C’est la seconde fois que Todd Haynes fait sonner les violons du mélodrame pour raconter des amours malmenées par les tabous sociaux : en 2002, c’était Loin du paradis, et d’un côté l’homosexualité secrète d’un homme de l’aristocratie industrielle, de l’autre l’amour inavoué de son épouse pour son jardinier noir. Avec Carol, le réalisateur de I’m Not There se penche sur l’homosexualité féminine dans la société américaine des fifties, à travers la passion naissante de Carol Aird, bourgeoise newyorkaise en instance de divorce, déjà sensible aux voluptés saphiques, et de la jeune Therese, working girl discrète.
Malgré ce point de départ, le film ne répond pas du tout au schéma de l’initiation, de l’apprentissage du corps. Le face à face entre les deux actrices produit une alchimie assez saisissante : la blancheur éthérée de Rooney Mara, la noblesse sévère de Cate Blanchett, auxquelles s’ajoute l’écart d’âge et de classe, composent deux formes d’absence au monde se faisant face, un miroir inversant blonde/brune, riche/pauvre, dominante/dominée, au travers duquel chacune des deux semble se plonger dans le regard de l’autre pour tenter de percer le mystère de leur gémellité. C’est sur ce mode là que Haynes pense le motif du coup de foudre : l’évidence d’être soudain l’autre, de n’être plus que l’autre ; et aussi s’extraire du monde sensible, disparaître sous le couvercle du lien amoureux. Carol et Therese, à mi-film, prennent la route sans destination, de motel en motel : parfaite retranscription de la trajectoire prise par leur amour naissant, à savoir celle d’une projection vers le vide, d’un décrochement à la gravité des êtres.
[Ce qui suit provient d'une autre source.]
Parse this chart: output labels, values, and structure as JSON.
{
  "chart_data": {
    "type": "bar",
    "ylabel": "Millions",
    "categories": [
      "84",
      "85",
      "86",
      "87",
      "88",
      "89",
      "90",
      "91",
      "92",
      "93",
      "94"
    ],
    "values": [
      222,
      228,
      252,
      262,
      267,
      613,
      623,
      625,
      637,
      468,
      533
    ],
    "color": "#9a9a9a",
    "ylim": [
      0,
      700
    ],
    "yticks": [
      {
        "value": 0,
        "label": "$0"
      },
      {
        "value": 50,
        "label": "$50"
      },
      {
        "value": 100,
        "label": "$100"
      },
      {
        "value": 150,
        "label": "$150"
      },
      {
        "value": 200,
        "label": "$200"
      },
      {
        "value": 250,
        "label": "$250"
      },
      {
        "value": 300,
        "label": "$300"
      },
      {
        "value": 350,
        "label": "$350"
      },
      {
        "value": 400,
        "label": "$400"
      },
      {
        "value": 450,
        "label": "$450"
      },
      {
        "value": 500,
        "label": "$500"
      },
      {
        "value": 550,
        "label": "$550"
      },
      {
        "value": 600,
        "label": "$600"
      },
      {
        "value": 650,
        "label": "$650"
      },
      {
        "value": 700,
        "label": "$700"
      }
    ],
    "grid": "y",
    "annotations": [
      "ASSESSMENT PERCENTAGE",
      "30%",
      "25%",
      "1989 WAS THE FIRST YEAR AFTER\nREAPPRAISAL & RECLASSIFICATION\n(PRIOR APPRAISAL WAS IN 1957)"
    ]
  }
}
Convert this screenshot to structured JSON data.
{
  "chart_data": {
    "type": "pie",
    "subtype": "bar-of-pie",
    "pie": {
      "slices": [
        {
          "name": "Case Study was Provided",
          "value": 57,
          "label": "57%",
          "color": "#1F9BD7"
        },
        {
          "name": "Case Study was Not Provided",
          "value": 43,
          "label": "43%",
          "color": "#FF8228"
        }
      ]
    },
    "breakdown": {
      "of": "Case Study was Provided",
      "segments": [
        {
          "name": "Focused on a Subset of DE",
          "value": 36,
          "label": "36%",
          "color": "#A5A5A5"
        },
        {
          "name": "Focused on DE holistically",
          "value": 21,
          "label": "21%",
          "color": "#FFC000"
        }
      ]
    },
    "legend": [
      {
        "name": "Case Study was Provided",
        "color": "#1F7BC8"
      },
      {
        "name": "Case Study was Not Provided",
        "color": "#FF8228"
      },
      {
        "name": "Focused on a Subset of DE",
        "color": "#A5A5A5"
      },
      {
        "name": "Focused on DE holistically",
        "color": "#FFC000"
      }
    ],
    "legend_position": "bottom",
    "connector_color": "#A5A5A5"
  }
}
Par deux fois, Carol dit à Therese : « tu es tombée du ciel », et là réside l’idée très courageuse de leur faire vivre non pas une rencontre, mais une Annonciation, où l’une est à la fois la Vierge de l’autre et son archange, son prophète.
Carol est donc non seulement à la hauteur de l’espoir mélodramatique qu’il avait suscité, mais bénéficie même en plus, et c’est une surprise, d’une construction en mode mineur qui débarrasse le film de ce qui avait pu rendre Loin du paradis, son cousin dans la filmographie de Haynes, un peu désagréable malgré ses beaux habits, un peu emmiellé ; là où on craignait un traitement au bulldozer de l’interdit homosexuel, un film gonflé de compassion pour ces âmes perdues dans des époques grossièrement hétéronormées, voici un objet d’aucune époque, un évangile amoureux déconcertant, où il est à peine question de désir, mais surtout, et c’est si beau, de la sublimation lumineuse de deux êtres.